Stereotype hinterlassen Spuren in der Sprache; Spuren, die mittels quantitativer Korpuslinguistik aufgedeckt und zur Auswertung und weiteren Analyse kartographiert werden können. Mit diesem Thema zog Noah Bubenhofer von der Technischen Universität Dresden am Morgen des zweiten Konferenztages die Aufmerksamkeit auf seine Ausführungen. So diskutierte er nicht nur verschiedene Aspekte der diskurs- und politolinguistischen Fragen der Korpuslinguistik, sondern ging auch auf die grundsätzlichen Chancen und Risiken der korpuslinguistischen Analyse für sozial- und kulturwissenschaftliche Fragestellungen ein.

Wie lassen sich Stereotype in den großen Textmengen des digitalen Zeitalters nicht nur aufspüren, sondern auch für eine gründliche und effiziente Auswertung aufbereiten, sodass die Daten eine valide Grundlage für eine weitere Forschung darstellen können? Dieser Frage ging Uwe Quasthof von der Universität Leipzig am frühen Vormittag nach. Mit Beispielen für die korpuslinguistische Analyse deutsch-dänischer Stereotype erweiterte er die Einsichten in die vielfältigen Sphären des Stereotypenuniversums.

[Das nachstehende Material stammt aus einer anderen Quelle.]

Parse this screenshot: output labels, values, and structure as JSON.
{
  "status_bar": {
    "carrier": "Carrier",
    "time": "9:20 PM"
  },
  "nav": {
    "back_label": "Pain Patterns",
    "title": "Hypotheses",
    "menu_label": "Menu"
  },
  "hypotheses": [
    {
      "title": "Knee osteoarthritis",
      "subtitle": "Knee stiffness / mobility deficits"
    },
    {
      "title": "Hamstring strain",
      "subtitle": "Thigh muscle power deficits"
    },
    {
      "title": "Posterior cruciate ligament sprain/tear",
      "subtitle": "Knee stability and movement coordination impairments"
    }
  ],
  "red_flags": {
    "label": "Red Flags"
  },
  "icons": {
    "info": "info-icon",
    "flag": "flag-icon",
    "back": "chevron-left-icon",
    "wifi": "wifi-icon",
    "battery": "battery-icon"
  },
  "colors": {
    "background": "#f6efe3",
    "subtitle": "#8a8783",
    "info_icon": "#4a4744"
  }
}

Weiter auf der Reise diskutierte Charlotte Wien von der Universität Zayed die zeitlich begrenzte Gültigkeit und kontextuell abhängige Wandlungsfähigkeit von Stereotypen. Sie zeigte anhand der Darstellung von älteren Mitbürgern in den Medien über die letzten 50 Jahre, dass die stereotypisierte Darstellung der Älteren in der dänischen Gesellschaft stark durch den politischen Diskurs beeinflusst wurde und wird. So hat diese Altersgruppe dank des demographischen Wandels zwar politisch an Macht gewonnen, wird aber doch innerhalb bestimmter Themenbereiche eher als hilfsbedürftig und tendenziell schwächlich dargestellt, wohingegen ihr vor Jahrzehnten noch ein starkes Rückgrat zugesprochen wurde.

Moritz Schramm von der Süddänischen Universität in Odense behandelte an diesem Mittag die deutsche Vergangenheitsbewältigung aus dänischer Sicht. Seiner These nach trage die deutsche Vergangenheitsbewältigung der eigenen Geschichte positiv zur dänischen Aufarbeitung der Vergangenheit bei und sei ein Vorbild. Demgegenüber stehen, so Moritz Schramm, diejenigen dänischen Stimmen, die die deutsche Herangehensweise als ein Projekt der intellektuellen und politischen Eliten des Landes sehen. Damit werde ein offener Umgang mit derzeitigen Herausforderungen wie der Einwanderungs- und Integrationspolitik unterdrückt. So stehe einer verantwortungsbewussten Auseinandersetzung mit der Geschichte eine unterdrückende „Schuldkultur“ gegenüber. In der gegenwärtigen Positionierung im politischen Diskurs innerhalb Dänemarks sieht er Verbindungen zu den dänischen Stereotypen über Deutschland.

Eine thematische Einteilung in parallele Vorträge erhielt dieser Tag durch drei Themenblöcke mit insgesamt elf Vorträgen und 13 Vortragenden aus ganz Europa. Darin wurden Themen wie Stereotype in Marktkommunikation, in Sprache und im Unterricht behandelt. Hierbei wurde ein Spektrum von kulinarischer Lexik über Fremdsprachendidaktik bis hin zu politischen Auseinandersetzungen und Konsequenzen des lettischen Sprachreferendums 2012 abgedeckt. Zu diesem Themenblock hatte sich eine dreiköpfige Delegation des Regionalen Bildungszentrums Wirtschaft der Landeshauptstadt Kiel eingefunden. Mit Hilfe zweier ausgewählter Studierender (Francees Ishaq und Yasemin Tekin) präsentierte und diskutierte Matthias Kraski praktische Erfahrungen mit und theoretische Überlegungen zu der Unterrichtsarbeit mit einigen Unterrichtsmaterialien des SMiK-Projekts.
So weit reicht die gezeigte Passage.